NewOmega
Why gaming is a perfect fit for blockchain
When people talk about the applications of blockchain, it usually comes down to the concept of a Killer App. It should do more, and better, than anything else available on the market right now, so people flock to the blockchain world almost without knowing it happened. In that search for new use cases, noble quest as that might be, what sometimes is forgotten is the reason we have this new technology at all. And that 800-pound gorilla in the room is Decentralisation. Having access to the best decentralised services, but used in a centralised way, does not make any sense and defeats the purpose. A system is only as decentralised as its least decentralised part, after all.
We clearly miss a piece here. Call it Web3, call it whatever you want, but there is a level of abstraction that we just don’t see yet fully. A decentralised internet made of decentralised services, as it was intended to be from the beginning, but then went horribly wrong.
There is many things we can’t do yet, but there’s some we can. A truly decentralised app does not just interact with the blockchain. Its decentralisation is enshrined at the core of its existence.
And that’s what New Omega wants to be. A decentralised project, where the running of the system is not conditioned on the good will of actors involved. To put simply, it’s a game that can not be shut down.
Why is blockchain is good for this? Smart Contracts can do computations and store data. They can be made to execute game engine code, provided it played nice, in the sense most of its needs were math computations of some sort, within the constraints of the blockchain (like no floating points), and be deterministic in nature. That said, random numbers (VRFs), fall well within the category of blockchain determinism, so there’s really a lot of things to play with already.
New Omega at its core allows players to fight among each others fleets of ships, where the control of the composition of the fleets, and their combat strategies, is left to the user pre-fight, whereas the resolution happens without any user interaction (the fight is played, and it can be viewed, but it’s not possible to change tactics mid-fight). In blockchain terms, that means we need to transact once per fight, and the block time determines the time we need to wait for the fight to be generated. Since block times are seconds, suddenly the experience becomes acceptable to the user almost as-is. With 1s block times? Nobody will notice we’re on blockchain anymore.

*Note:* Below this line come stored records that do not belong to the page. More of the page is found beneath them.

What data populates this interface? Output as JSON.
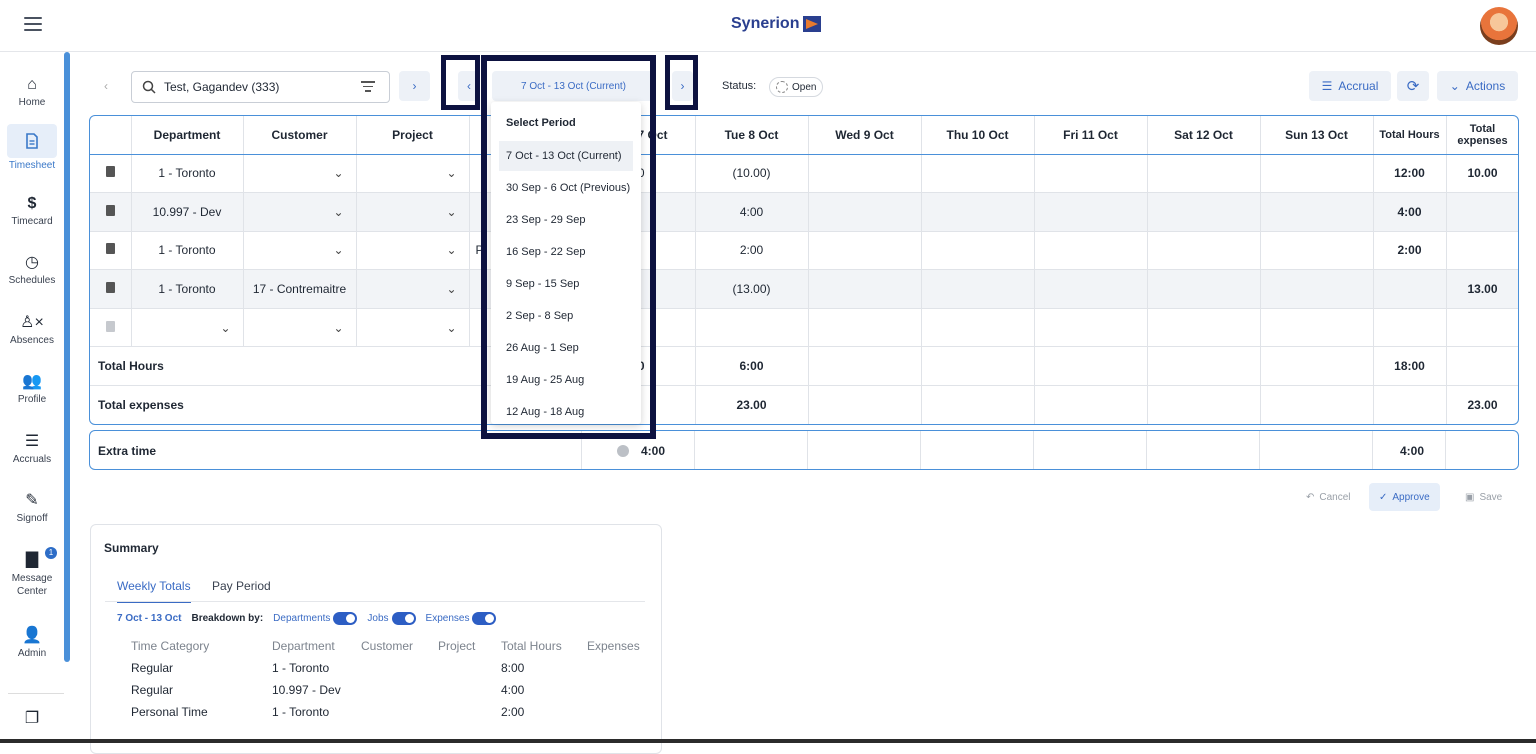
{
  "app": {
    "logo_text": "Synerion"
  },
  "sidebar": {
    "items": [
      {
        "label": "Home",
        "icon": "home-icon"
      },
      {
        "label": "Timesheet",
        "icon": "document-icon"
      },
      {
        "label": "Timecard",
        "icon": "dollar-icon"
      },
      {
        "label": "Schedules",
        "icon": "clock-icon"
      },
      {
        "label": "Absences",
        "icon": "person-x-icon"
      },
      {
        "label": "Profile",
        "icon": "people-icon"
      },
      {
        "label": "Accruals",
        "icon": "accruals-icon"
      },
      {
        "label": "Signoff",
        "icon": "signoff-icon"
      },
      {
        "label": "Message Center",
        "icon": "message-icon",
        "badge": "1"
      },
      {
        "label": "Admin",
        "icon": "admin-icon"
      }
    ]
  },
  "toolbar": {
    "employee_value": "Test, Gagandev (333)",
    "period_label": "7 Oct - 13 Oct (Current)",
    "status_label": "Status:",
    "status_value": "Open",
    "accrual_label": "Accrual",
    "actions_label": "Actions"
  },
  "grid": {
    "headers": [
      "Department",
      "Customer",
      "Project",
      "",
      "Mon 7 Oct",
      "Tue 8 Oct",
      "Wed 9 Oct",
      "Thu 10 Oct",
      "Fri 11 Oct",
      "Sat 12 Oct",
      "Sun 13 Oct",
      "Total Hours",
      "Total expenses"
    ],
    "rows": [
      {
        "department": "1 - Toronto",
        "customer": "",
        "mon": "00",
        "tue": "(10.00)",
        "total_hours": "12:00",
        "total_expenses": "10.00"
      },
      {
        "department": "10.997 - Dev",
        "customer": "",
        "mon": "",
        "tue": "4:00",
        "total_hours": "4:00",
        "total_expenses": ""
      },
      {
        "department": "1 - Toronto",
        "customer": "",
        "extra": "P",
        "mon": "",
        "tue": "2:00",
        "total_hours": "2:00",
        "total_expenses": ""
      },
      {
        "department": "1 - Toronto",
        "customer": "17 - Contremaitre",
        "mon": "",
        "tue": "(13.00)",
        "total_hours": "",
        "total_expenses": "13.00"
      },
      {
        "department": "",
        "customer": "",
        "mon": "",
        "tue": "",
        "total_hours": "",
        "total_expenses": ""
      }
    ],
    "total_hours": {
      "label": "Total Hours",
      "mon": "00",
      "tue": "6:00",
      "total": "18:00"
    },
    "total_expenses": {
      "label": "Total expenses",
      "tue": "23.00",
      "total": "23.00"
    },
    "extra_time": {
      "label": "Extra time",
      "mon": "4:00",
      "total": "4:00"
    }
  },
  "footer_actions": {
    "cancel": "Cancel",
    "approve": "Approve",
    "save": "Save"
  },
  "summary": {
    "title": "Summary",
    "tabs": [
      "Weekly Totals",
      "Pay Period"
    ],
    "period": "7 Oct - 13 Oct",
    "breakdown_label": "Breakdown by:",
    "toggles": [
      "Departments",
      "Jobs",
      "Expenses"
    ],
    "columns": [
      "Time Category",
      "Department",
      "Customer",
      "Project",
      "Total Hours",
      "Expenses"
    ],
    "rows": [
      [
        "Regular",
        "1 - Toronto",
        "",
        "",
        "8:00",
        ""
      ],
      [
        "Regular",
        "10.997 - Dev",
        "",
        "",
        "4:00",
        ""
      ],
      [
        "Personal Time",
        "1 - Toronto",
        "",
        "",
        "2:00",
        ""
      ]
    ]
  },
  "dropdown": {
    "title": "Select Period",
    "options": [
      "7 Oct - 13 Oct (Current)",
      "30 Sep - 6 Oct (Previous)",
      "23 Sep - 29 Sep",
      "16 Sep - 22 Sep",
      "9 Sep - 15 Sep",
      "2 Sep - 8 Sep",
      "26 Aug - 1 Sep",
      "19 Aug - 25 Aug",
      "12 Aug - 18 Aug"
    ],
    "selected": "7 Oct - 13 Oct (Current)"
  },
  "colors": {
    "accent": "#3a6bc4",
    "highlight_frame": "#0d1240",
    "rail": "#4a90d9"
  }
}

But blockchain storage is costly, right? Yes and no. As in yes it is, but you don’t potentially need that many bytes to store a players progress in an optimised way. Yes it is a challenge, and every trick that one can employ to optimise gas usage should be done, and New Omega certainly uses a couple of those tricks, to very promising results.
Ok, so we’re on blockchain now. So what? Well, for one, no central servers. No Amazon. No set bill of running costs which developers of small size are stuck with as their ideas scale, and often are forced to close shop because they struggle to create an economic model, because the models available are stuck way deep in the 20th century. Games on blockchain offer unique financing models thanks to tight integration with the thing that blockchain does next to perfect already, value transfers. In the end, true decentralised apps should never need to be shut down. As long as there is a bunch of people interested to continue, there should exist a model by which a project doesn’t die just because its bottom line became not attractive enough by some, often arbitrary measure.
So the fact that the game can’t shut down, also suddenly gives more value to the purchased in-game items. True ownership comes with guarantees. Resistance to shutting down combined with ownership tracking, like NFTs, can suddenly mean people would be much more likely to leave money in the game.
Finally, rewards. New Omega wants to use transparent financing model, in which the proceeds from selling in game items are distributed into pools. One of such pool would be the reward pool, used to distribute against the top performing players every a set amount of time. Another pool could finance the gas costs for users, which is an important hurdle for onboarding onto the blockchain, and therefore the game, so its financing is good for the game as a whole. Add a token based governance system on top, and you get a new level of community involvement. Again, the blockchain makes this trivial, transparent, and frictionless.
It’s time for a change. It’s time for decentralisation.